Be aware that this type of architecture absolutely mandates a good DNS and WINS infrastructure.  You cannot rely on the old broadcast discovery techniques like you could under a flat subnet where everyone lived.  But that is a great performance advantage and puts less reliance on luck when using broadcast and prey for a response.  But rest assure that having a disciplined TCP/IP name resolution infrastructure will pay great dividends when all the inconsistencies and mysteries of legacy style Windows networking disappears.

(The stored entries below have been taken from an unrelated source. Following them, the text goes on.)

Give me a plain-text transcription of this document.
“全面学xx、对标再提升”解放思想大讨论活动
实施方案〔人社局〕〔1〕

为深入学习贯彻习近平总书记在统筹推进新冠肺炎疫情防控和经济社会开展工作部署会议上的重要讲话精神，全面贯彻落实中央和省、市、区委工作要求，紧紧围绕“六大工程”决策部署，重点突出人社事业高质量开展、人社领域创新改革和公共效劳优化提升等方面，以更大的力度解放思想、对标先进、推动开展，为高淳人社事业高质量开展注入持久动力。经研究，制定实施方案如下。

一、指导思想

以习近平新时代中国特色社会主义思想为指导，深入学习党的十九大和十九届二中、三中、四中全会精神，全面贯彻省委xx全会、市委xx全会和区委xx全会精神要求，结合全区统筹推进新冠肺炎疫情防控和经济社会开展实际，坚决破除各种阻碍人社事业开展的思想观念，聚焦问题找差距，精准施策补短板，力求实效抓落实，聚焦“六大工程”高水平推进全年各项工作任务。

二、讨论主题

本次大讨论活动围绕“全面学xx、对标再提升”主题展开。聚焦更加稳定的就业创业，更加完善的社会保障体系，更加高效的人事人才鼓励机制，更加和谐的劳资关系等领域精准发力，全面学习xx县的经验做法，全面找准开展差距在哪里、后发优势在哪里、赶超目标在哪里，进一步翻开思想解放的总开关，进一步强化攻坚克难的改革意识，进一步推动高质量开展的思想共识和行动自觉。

Using MAC address “security” on DHCP:

You can set up casual “security” for your network by only issuing IP addresses with pre-reserved MAC addresses.  The reason I say that sarcastically is because it is security through obscurity.  It can only be used for casual security because it is based on the honor system.  MAC addresses can be changed on any network adapter within seconds.  Your MAC address is what you declare it to be.  This is the same reason why MAC addresses can’t really secure wireless networks because it is so easy to forge.  The other problem with this “Security” scheme is that even if you don’t assign some one an IP address, that doesn’t mean they can’t just simply type in an IP address manually and still participate on your network.  Additionally, maintaining a 12 digit hex number gets to be quite cumbersome for a thousand users.  This technique keeps the non technical person out, but it has no security capabilities beyond that.  Real security needs to be handled at the switch level with 802.1x and EAP.

Advanced Switches with 802.1x Port Based Access Control and EAP:

Some advanced switches like the Cisco Catalyst 6500 supports 802.1x port based access control and extensible authentication protocol.  Basically, this means no authentication no access.  The Ethernet port remains closed until you authenticated successfully over EAP.  Unlike the previous method discussed using MAC reservations on the DHCP server, you can’t just forge the MAC address or even manually enter an IP address.  Either hack is useless when 802.1x/EAP is employed on the access switch.  When 802.1x is employed, a client connecting to a port on the switch must support the 802.1x protocol.  Currently, Windows XP is the only operating system that natively supports 802.1x but Microsoft is promising 802.1x support for legacy operating systems like 98, NT, and 2000 by the end of 2002.  Basically, when the 802.1x capable client connects to the switch, it must send EAP credentials to the switch.  The switch then forwards the EAP message to the RADIUS (Remote Authentication Dial-In User Service) server.  If the RADIUS server accepts the credentials, it will respond with an EAP success message to the Switch.  Only then will the Switch transition the port to an open state and then permit DHCP requests and full network participation.  Additionally, this same RADIUS infrastructure can be used to provide enterprise grade wireless security.

For more information on 802.1x and Cisco Switches, see this Cisco configuration guide for port based authentication.

Conclusion:

All the old concepts and ideas on hubs, switches, routers, and DHCP servers have been revolutionized by this new approach.  Not only are we able to create a more manageable and robust DHCP and Network infrastructure, we are able to do it with less money, equipment, and time.  It is simply a matter of taking advantage of what new technology has to offer.